…А вослед ему мертвый пес: По всему свету за бродячими собаками | страница 72
Арно Эксбален, француз, работающий над диссертацией о рождении полиции в Мехико, утверждает, что во время великой matanza de perros (расправы над собаками), совершенной в мексиканской столице в 1798 году, одной из первых подобных акций, которая проводилась весьма методично, хотя никакой эпидемии бешенства не было и в помине, под прицелом оказалось всяческое бродяжничество — не только собачье. Он подчеркивает, что слово, обозначавшее бродячую собаку (perro vago), в ту эпоху легко сводилось просто к el vago («бродяга»), да это выражение и поныне наряду с прочими употребляется в подобном контексте. Что до крестового похода 1798 года, он был если и не вдохновлен, то по крайности горячо поддержан проповедями одного рьяного священнослужителя, который упрекал собак в большинстве грехов, равным образом вменяемых в вину черни: они-де ленивы, похотливы и — вот уже прегрешение для собаки — имеют привычку блевать и гадить в церкви.
Склонность прилюдно затевать шумные драки является еще одной общей чертой собак и бродяг, а отвращение или ужас может внушить как пес, так и бомж. Карлос Фуэнтес в книге «Смерть Артемио Круза» сумел извлечь из этого обстоятельства одну из лучших собачьих сцен в мексиканской литературе… или в той ничтожной ее части, которая мне знакома. Дело происходит в 1941 году. Величественная буржуазная дама и ее дочь делают покупки в центре Мехико: «Они разделили между собой пакеты и направились ко Дворцу изящных искусств, где шофер должен был дожидаться их; шли, поворачивая головы, как локаторы, глазея на витрины по обе стороны улицы, и глазея на витрины, как вдруг мать содрогнулась, уронила пакет и схватила дочь за руку — прямо перед ними выскочили две собаки, рыча в холодной ярости, они то отскакивали друг от друга, то вцеплялись друг другу в шею до крови, кидались на шоссе, снова, сцепившись в клубок, жестоко грызлись со свирепым рыком — две шелудивые уличные собаки с пеной на мордах, кобель и сука. Девушка подхватила пакет и потащила мать к автостоянке».
В поисках места, где могла разыграться эта сценка, я оказался поблизости, перед Национальным музеем искусств, у подножия статуи Карлоса IV, и набрел на скопление народа, вернее, на лагерь жителей города Оахака — или, может быть, их более или менее просвещенных представителей. В те дни этот город был охвачен восстанием, беспорядки продолжались уже далеко не первую неделю.

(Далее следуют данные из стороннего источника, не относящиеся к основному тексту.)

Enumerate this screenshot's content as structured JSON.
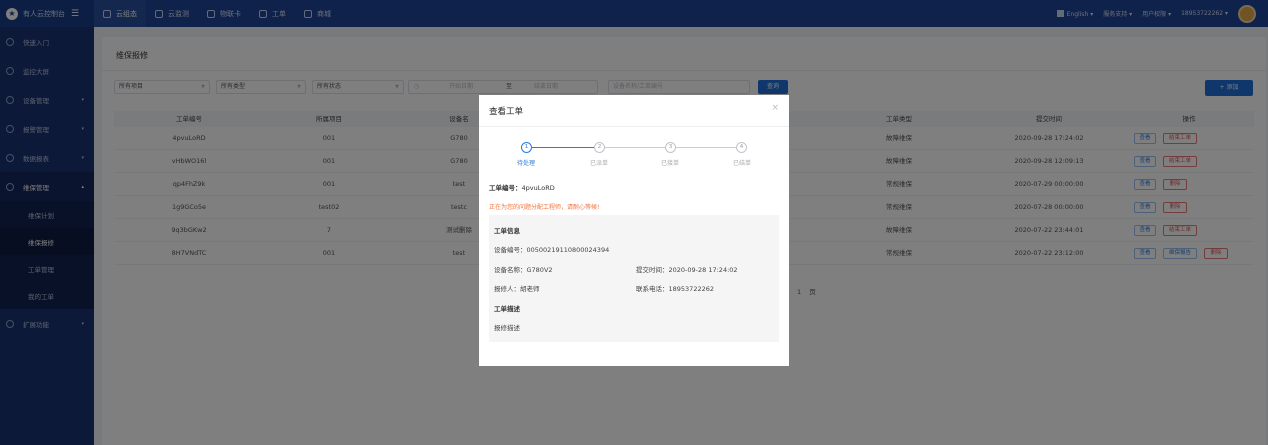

Протестное движение разгорелось наверняка в ответ на недобросовестность и насилие со стороны властей, и хотя, как водится, от тех же пороков не было свободно и само это движение, было бы приятно испытывать симпатию к бунтарям Оахаки, к тому же, читая об их приключениях в прессе, я определенно был к этому склонен. Но, проходя через их становище, изобиловавшее портретами бородатых старейшин и флагами мелких конкурирующих группировок, с длинными, как руки, аббревиатурами названий, с лидерами, злобно орущими в рупора, я ощутил, что эта прогулка действует на меня, как посещение музея восковых фигур, с экспозицией, посвященной французской революции, и более всего внушает отвращение, примерно такое же, какое испытали бы те две дамы из книги Карлоса Фуэнтеса, походить на которых у меня нет ни малейшего желания.